If [there were no parol evidence rule], no lawyer would be safe in advising upon the construction of a written instrument, nor any party in taking under it; for the ablest advice might be controlled, and the clearest title undermined, if, at some future period, parol evidence of the particular meaning which the party affixed to his words, or of his secret intention in making the instrument, or of the objects he meant to take benefit under it, might be set up to contradict or vary the plain language of the instrument itself.

11?Richard A. Lord, Williston on Contracts ??33.1, at 556 (4th ed. 1999) (citation omitted).

II. Conclusion

Because the Court of Appeals reversed the judgment of the trial court concerning its classification of the marital residence and ordered a remand, the court did not address Husband’s challenge to the trial court’s distribution of that property’s value in the equitable distribution award. Utsch, 38 Va. App. at 464 n.4, 565 S.E.2d at 352 n.4.
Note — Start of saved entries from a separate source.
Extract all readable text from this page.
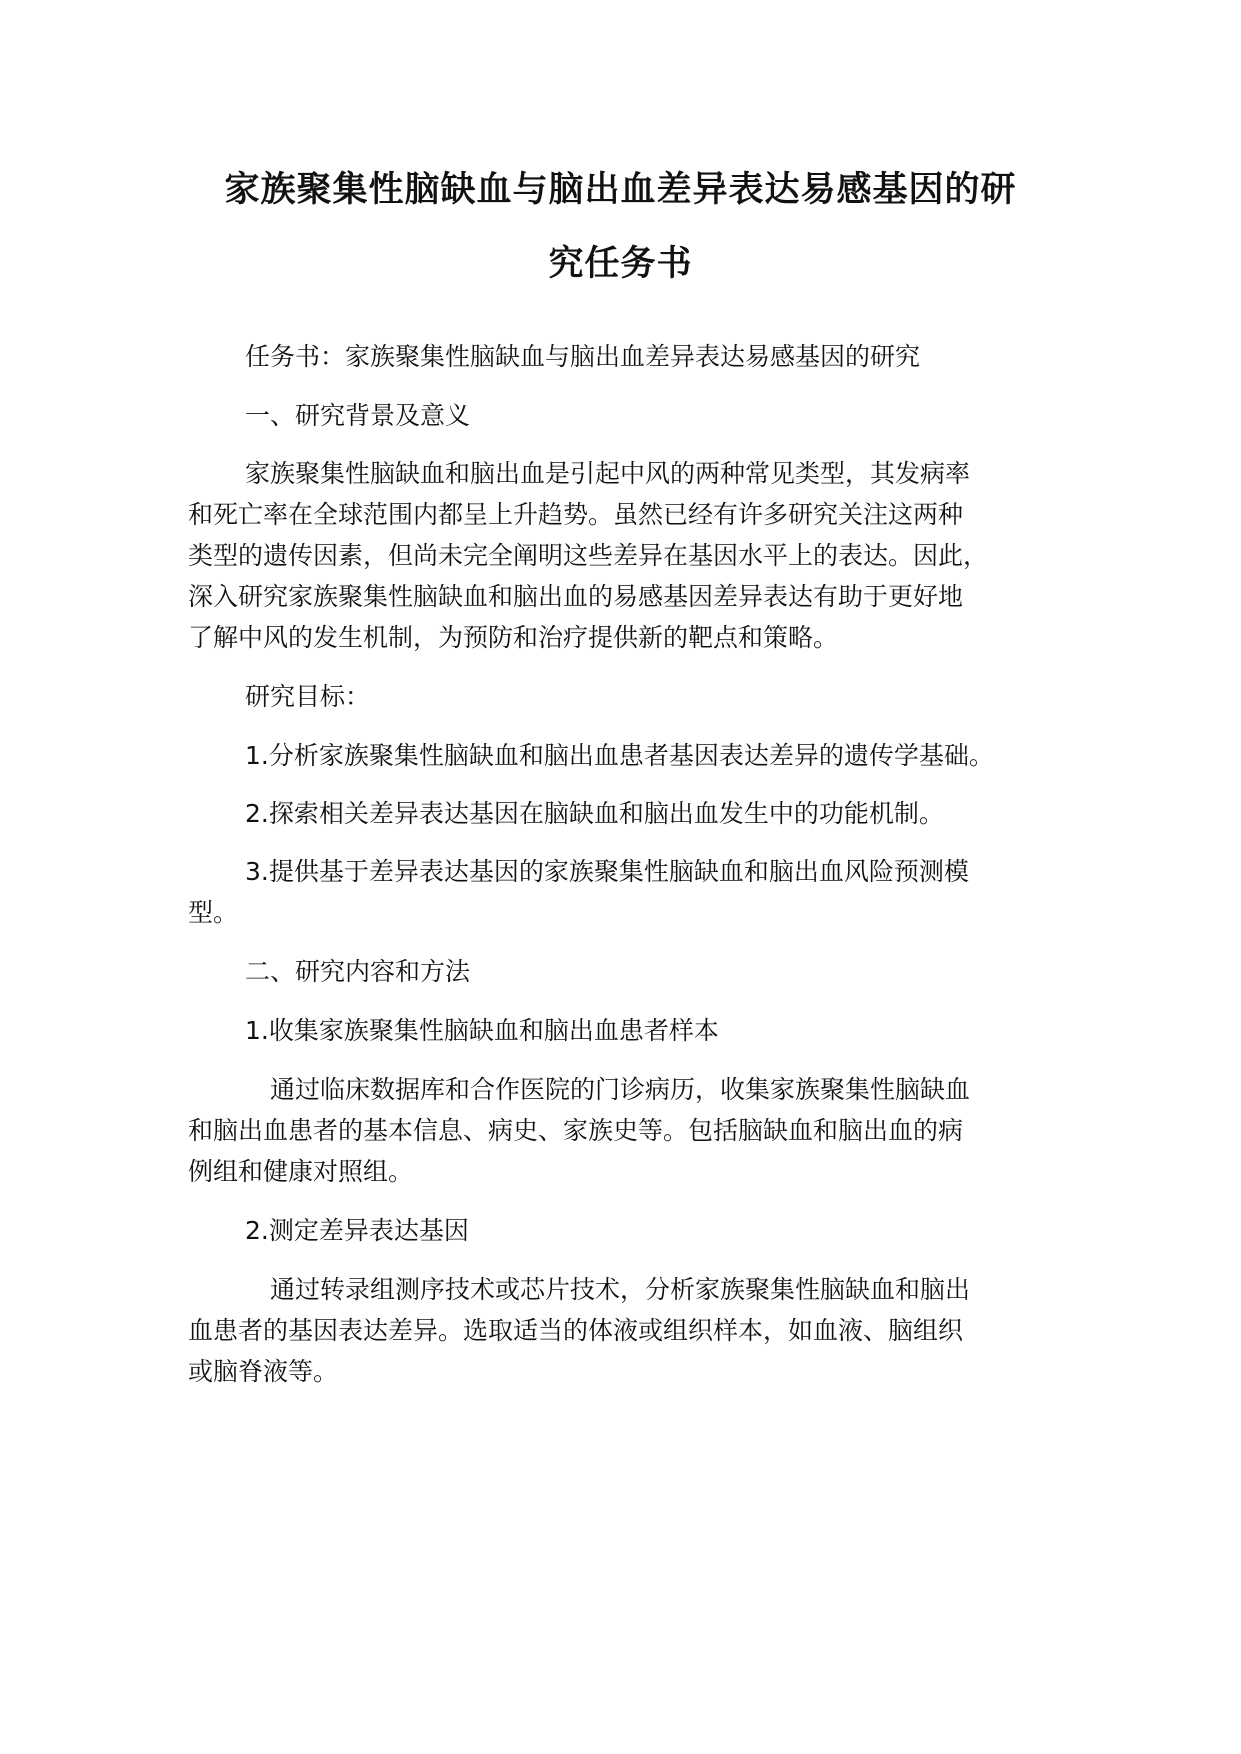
家族聚集性脑缺血与脑出血差异表达易感基因的研
究任务书
任务书：家族聚集性脑缺血与脑出血差异表达易感基因的研究
一、研究背景及意义
家族聚集性脑缺血和脑出血是引起中风的两种常见类型，其发病率
和死亡率在全球范围内都呈上升趋势。虽然已经有许多研究关注这两种
类型的遗传因素，但尚未完全阐明这些差异在基因水平上的表达。因此，
深入研究家族聚集性脑缺血和脑出血的易感基因差异表达有助于更好地
了解中风的发生机制，为预防和治疗提供新的靶点和策略。
研究目标：
1.分析家族聚集性脑缺血和脑出血患者基因表达差异的遗传学基础。
2.探索相关差异表达基因在脑缺血和脑出血发生中的功能机制。
3.提供基于差异表达基因的家族聚集性脑缺血和脑出血风险预测模
型。
二、研究内容和方法
1.收集家族聚集性脑缺血和脑出血患者样本
通过临床数据库和合作医院的门诊病历，收集家族聚集性脑缺血
和脑出血患者的基本信息、病史、家族史等。包括脑缺血和脑出血的病
例组和健康对照组。
2.测定差异表达基因
通过转录组测序技术或芯片技术，分析家族聚集性脑缺血和脑出
血患者的基因表达差异。选取适当的体液或组织样本，如血液、脑组织
或脑脊液等。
For the reasons stated, we will reverse the judgment of the Court of Appeals and remand to the Court of Appeals for consideration of the remaining unaddressed issue.

Reversed and remanded.


FOOTNOTES:

[1] Mr. Utsch died during the pendency of his appeal to the Court of Appeals. Pursuant to Code ??8.01-20, the Court of Appeals retained jurisdiction “as if such event had not occurred.” This Court will retain jurisdiction under the same statute.

[2] Code ??58.1-811(D) states the following: “No recordation tax shall be required for the recordation of any deed of gift between a grantor or grantors and a grantee or grantees when no consideration has passed between the parties. Such deed shall state therein that it is a deed of gift.”